La comparsa dell’alfabeto cirillico sulle nuove banconote dell’euro è stato accolto come un segnale di fiducia del sistema economico europeo nei confronti dei paesi balcanici. Ma proprio il cirillico è all’origine di tre spinose controversie, in Serbia e Croazia

Oltre a EURO e EYPΩ, la nuova serie delle euro-banconote che la Banca centrale europea metterà in circolazione a partire da maggio porterà anche la dicitura EBPO, in cirillico. Molti media occidentali non hanno dato risalto a questa novità, mettendo invece l'accento sulle nuove misure anti-contraffazione come i numeri iridescenti e l’effigie della dea greca Europa. Nei Balcani invece la notizia è stata accolta da più parti come un segnale di fiducia nei confronti dei paesi dell’area. Infatti, sebbene il cirillico sia diventato il terzo alfabeto ufficiale dell’Unione già nel 2007 con l’ingresso della Bulgaria, nessun paese che usa il cirillico ha (ancora) adottato l’euro come valuta ufficiale (tranne il Montenegro che lo ha fatto unilateralmente, passando dal marco tedesco, già adottato negli anni novanta, all'euro). Non lo ha fatto la stessa Bulgaria, e naturalmente neppure altri Paesi balcanici che ancora non sono entrati nell'Unione e che hanno il cirillico come alfabeto ufficiale assieme a quello latino.

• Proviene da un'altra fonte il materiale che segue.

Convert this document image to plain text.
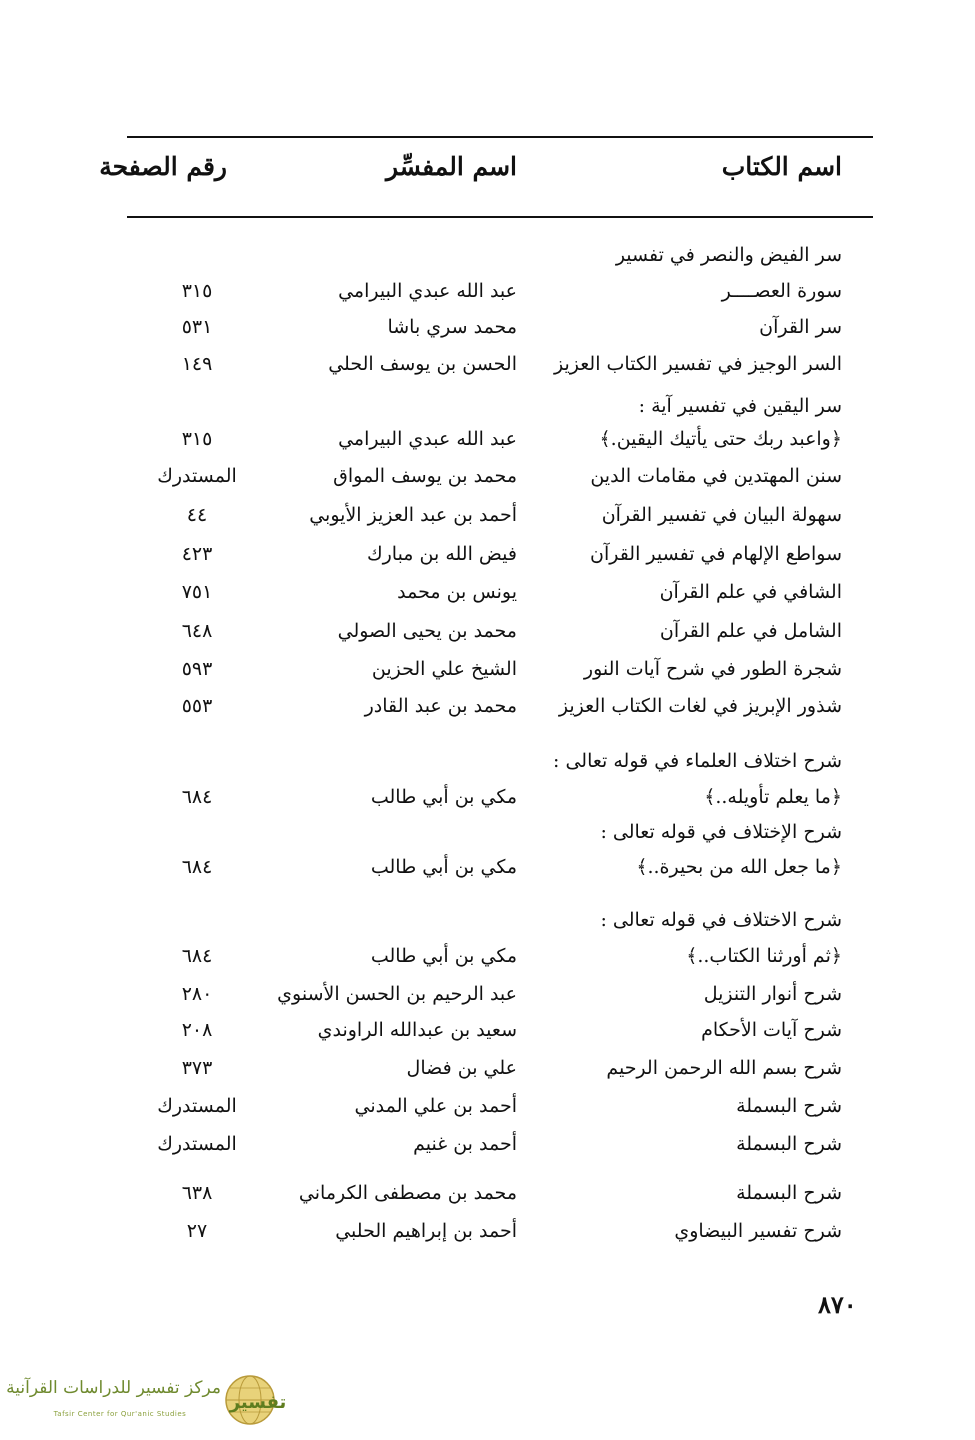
اسم الكتاب
اسم المفسِّر
رقم الصفحة
سر الفيض والنصر في تفسير
سورة العصــــر
عبد الله عبدي البيرامي
٣١٥
سر القرآن
محمد سري باشا
٥٣١
السر الوجيز في تفسير الكتاب العزيز
الحسن بن يوسف الحلي
١٤٩
سر اليقين في تفسير آية :
﴿واعبد ربك حتى يأتيك اليقين.﴾
عبد الله عبدي البيرامي
٣١٥
سنن المهتدين في مقامات الدين
محمد بن يوسف المواق
المستدرك
سهولة البيان في تفسير القرآن
أحمد بن عبد العزيز الأيوبي
٤٤
سواطع الإلهام في تفسير القرآن
فيض الله بن مبارك
٤٢٣
الشافي في علم القرآن
يونس بن محمد
٧٥١
الشامل في علم القرآن
محمد بن يحيى الصولي
٦٤٨
شجرة الطور في شرح آيات النور
الشيخ علي الحزين
٥٩٣
شذور الإبريز في لغات الكتاب العزيز
محمد بن عبد القادر
٥٥٣
شرح اختلاف العلماء في قوله تعالى :
﴿ما يعلم تأويله..﴾
مكي بن أبي طالب
٦٨٤
شرح الإختلاف في قوله تعالى :
﴿ما جعل الله من بحيرة..﴾
مكي بن أبي طالب
٦٨٤
شرح الاختلاف في قوله تعالى :
﴿ثم أورثنا الكتاب..﴾
مكي بن أبي طالب
٦٨٤
شرح أنوار التنزيل
عبد الرحيم بن الحسن الأسنوي
٢٨٠
شرح آيات الأحكام
سعيد بن عبدالله الراوندي
٢٠٨
شرح بسم الله الرحمن الرحيم
علي بن فضال
٣٧٣
شرح البسملة
أحمد بن علي المدني
المستدرك
شرح البسملة
أحمد بن غنيم
المستدرك
شرح البسملة
محمد بن مصطفى الكرماني
٦٣٨
شرح تفسير البيضاوي
أحمد بن إبراهيم الحلبي
٢٧
٨٧٠
مركز تفسير للدراسات القرآنية
Tafsir Center for Qur'anic Studies
تفسير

Ma proprio mentre si guadagnava un posto nella moltitudine di lingue e alfabeti dell’Europa unita, il cirillico è divenuto oggetto del contendere in tre dispute che nelle ultime settimane sono avvenute in Serbia e Croazia.

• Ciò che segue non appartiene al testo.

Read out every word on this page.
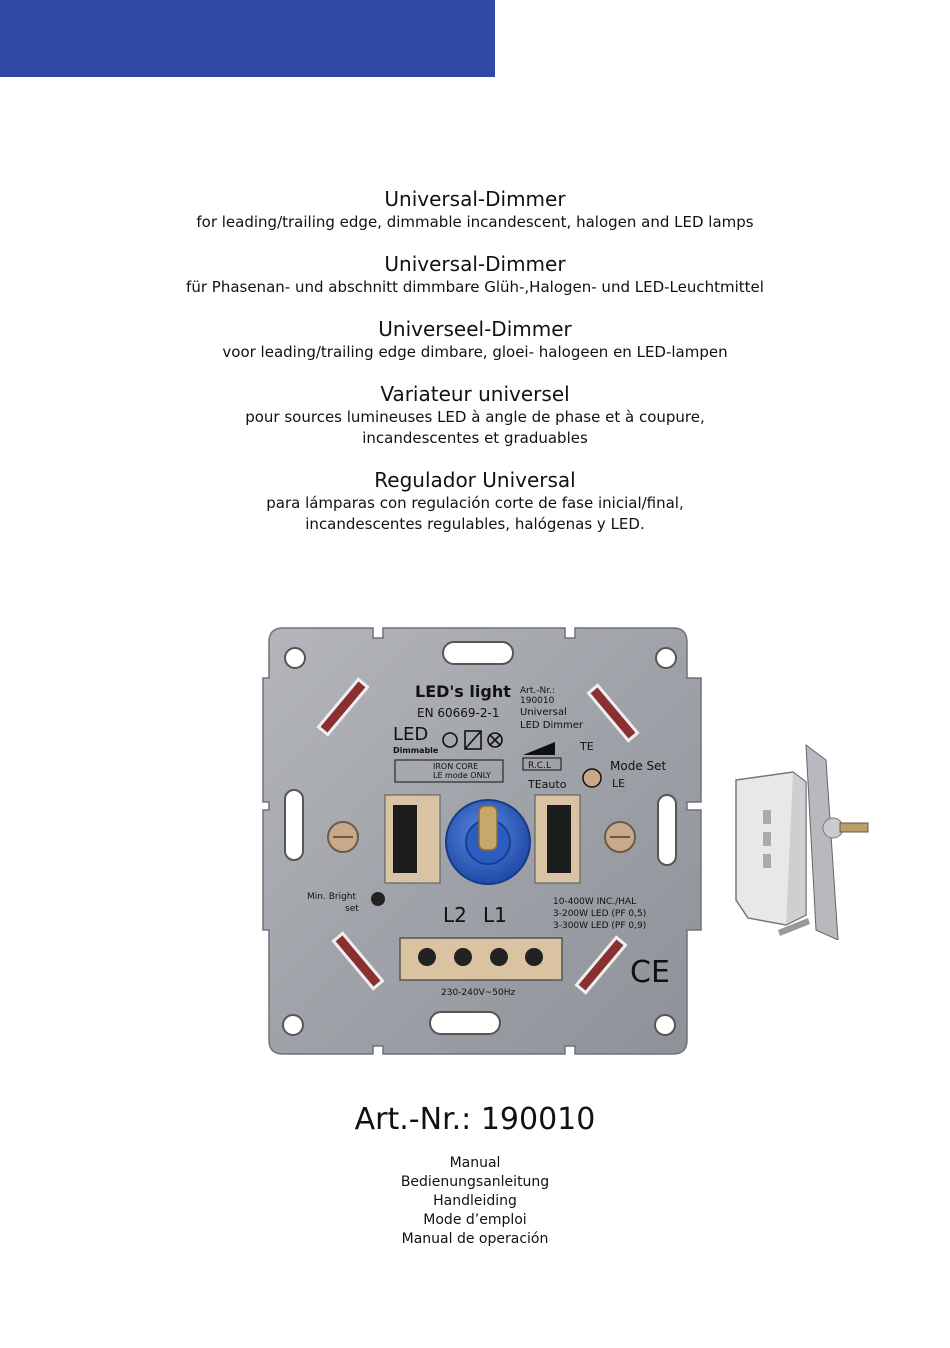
Universal-Dimmer
for leading/trailing edge, dimmable incandescent, halogen and LED lamps
Universal-Dimmer
für Phasenan- und abschnitt dimmbare Glüh-,Halogen- und LED-Leuchtmittel
Universeel-Dimmer
voor leading/trailing edge dimbare, gloei- halogeen en LED-lampen
Variateur universel
pour sources lumineuses LED à angle de phase et à coupure,
incandescentes et graduables
Regulador Universal
para lámparas con regulación corte de fase inicial/final,
incandescentes regulables, halógenas y LED.
LED's light
EN 60669-2-1
Art.-Nr.:
190010
Universal
LED Dimmer
LED
Dimmable
IRON CORE
LE mode ONLY
TE
R.C.L
TEauto
Mode Set
LE
Min. Bright
set	L2 L1
10-400W INC./HAL
3-200W LED (PF 0,5)
3-300W LED (PF 0,9)
230-240V~50Hz
CE
Art.-Nr.: 190010
Manual
Bedienungsanleitung
Handleiding
Mode d’emploi
Manual de operación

La prima è la decisione dell’azienda dei trasporti pubblici di Novi Sad (Serbia) di introdurre il cirillico nei display che segnalano la destinazione degli autobus cittadini, escludendo del tutto l’alfabeto latino. La seconda è l’annuncio delle autorità croate che “la lingua e l’alfabeto serbo” diventeranno ufficiali in venti aree della Croazia in cui la popolazione serba costituisce almeno il 30% di quella totale, tra le quali Vukovar. La terza, infine, riguarda un antico testo sacro scritto in cirillico e di recente proclamato parte del “patrimonio cirillico croato”.

Gli autobus di Novi Sad

Da molti anni i display elettronici montati sui mezzi pubblici di Novi Sad indicano le destinazioni in alfabeto latino. Presto, però, le cose potrebbero cambiare. Qualche giorno fa il vicesindaco Borko Ilić ha infatti annunciato la sostituzione dell’alfabeto latino con quello cirillico. Il motivo della decisione è in apparenza nobile: riportare il cirillico nelle strade di Novi Sad, a giudizio di Ilić, “rappresenta un passo importante verso la conservazione della cultura, della tradizione e dello spirito di questa città”.

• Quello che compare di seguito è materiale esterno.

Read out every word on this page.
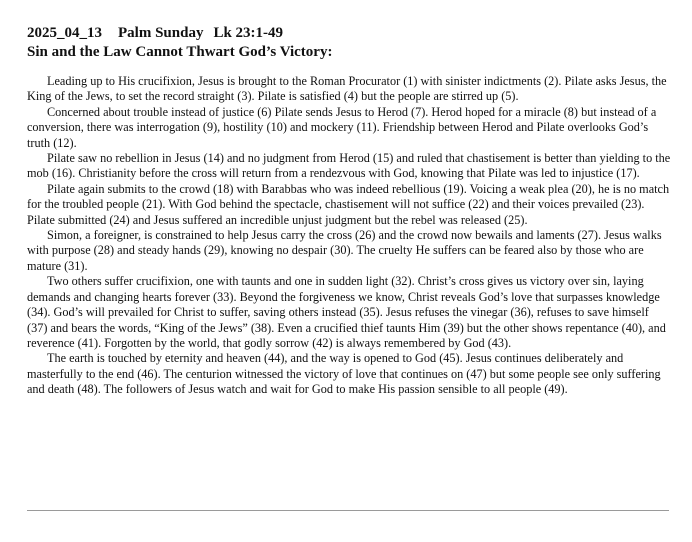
2025_04_13 Palm Sunday Lk 23:1-49

Sin and the Law Cannot Thwart God’s Victory:

Leading up to His crucifixion, Jesus is brought to the Roman Procurator (1) with sinister indictments (2). Pilate asks Jesus, the King of the Jews, to set the record straight (3). Pilate is satisfied (4) but the people are stirred up (5).

Concerned about trouble instead of justice (6) Pilate sends Jesus to Herod (7). Herod hoped for a miracle (8) but instead of a conversion, there was interrogation (9), hostility (10) and mockery (11). Friendship between Herod and Pilate overlooks God’s truth (12).

Pilate saw no rebellion in Jesus (14) and no judgment from Herod (15) and ruled that chastisement is better than yielding to the mob (16). Christianity before the cross will return from a rendezvous with God, knowing that Pilate was led to injustice (17).

Pilate again submits to the crowd (18) with Barabbas who was indeed rebellious (19). Voicing a weak plea (20), he is no match for the troubled people (21). With God behind the spectacle, chastisement will not suffice (22) and their voices prevailed (23). Pilate submitted (24) and Jesus suffered an incredible unjust judgment but the rebel was released (25).

Simon, a foreigner, is constrained to help Jesus carry the cross (26) and the crowd now bewails and laments (27). Jesus walks with purpose (28) and steady hands (29), knowing no despair (30). The cruelty He suffers can be feared also by those who are mature (31).

Two others suffer crucifixion, one with taunts and one in sudden light (32). Christ’s cross gives us victory over sin, laying demands and changing hearts forever (33). Beyond the forgiveness we know, Christ reveals God’s love that surpasses knowledge (34). God’s will prevailed for Christ to suffer, saving others instead (35). Jesus refuses the vinegar (36), refuses to save himself (37) and bears the words, “King of the Jews” (38). Even a crucified thief taunts Him (39) but the other shows repentance (40), and reverence (41). Forgotten by the world, that godly sorrow (42) is always remembered by God (43).

The earth is touched by eternity and heaven (44), and the way is opened to God (45). Jesus continues deliberately and masterfully to the end (46). The centurion witnessed the victory of love that continues on (47) but some people see only suffering and death (48). The followers of Jesus watch and wait for God to make His passion sensible to all people (49).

La novità non dovrebbe rappresentare un problema per la maggioranza degli abitanti della città, dal momento che in tutta la Serbia l’alfabeto cirillico, assieme a quello latino, è ufficiale e quindi insegnato nelle scuole. Tuttavia, l’introduzione del nuovo alfabeto sui display degli autobus potrebbe rendere la vita complicata ai numerosi turisti che ogni anno visitano la bella città della Vojvodina. Il vicesindaco è consapevole del rischio, ma lo minimizza. Sarà motivo di curiosità per i turisti, dice Ilić, i quali comunque potranno orientarsi con facilità dal momento che i mezzi sono tutti numerati.

Il cirillico a Vukovar?


Le critiche più severe nei confronti della decisione si sono levate dalle fila dei partiti di destra, primo fra tutti il Partito dei diritti  Ante Starčević (HSP AS), e da alcune associazioni di veterani di Vukovar. Questi ultimi hanno fatto richiesta di un nuovo censimento della popolazione della città, contestando i dati ufficiali secondo i quali la minoranza serba corrisponde al 34,8% del totale.Ben più spinosa della questione degli autobus di Novi Sad è la seconda controversia, che riguarda l’introduzione del cirillico in venti municipalità della Croazia, laddove i serbi costituiscono almeno il 30% della popolazione totale. L’introduzione del cirillico come alfabeto ufficiale in dette aree è prevista da una legge costituzionale sui diritti delle minoranze adottata nel 2002, che le autorità croate hanno recentemente deciso di implementare. L’aspetto più controverso di questa decisione è che tra le municipalità interessate c’è anche Vukovar. La città, che nel 1991 venne assediata e quasi completamente distrutta dall’esercito jugoslavo e dalle milizie paramilitari serbe, è da tempo assurta a simbolo della resistenza croata. Per questa ragione l’introduzione del cirillico nei nomi delle vie e nelle insegne delle istituzioni locali (come la posta e la polizia) rappresenta per molti uno smacco e un’offesa all’orgoglio patriottico.

A seguito delle insistenti richieste di sospendere l’esecuzione del provvedimento almeno a Vukovar, il premier croato Zoran Milanović è dovuto intervenire pubblicamente per ribadire la perentorietà della decisione. Milanović è stato risoluto nell’affermare che “lo Stato croato deve trattare equamente tutti i suoi cittadini”, e che c’è in gioco non solo lo stato di diritto, ma l’idea di uno stato giusto e saldo nell’esercizio delle proprie funzioni.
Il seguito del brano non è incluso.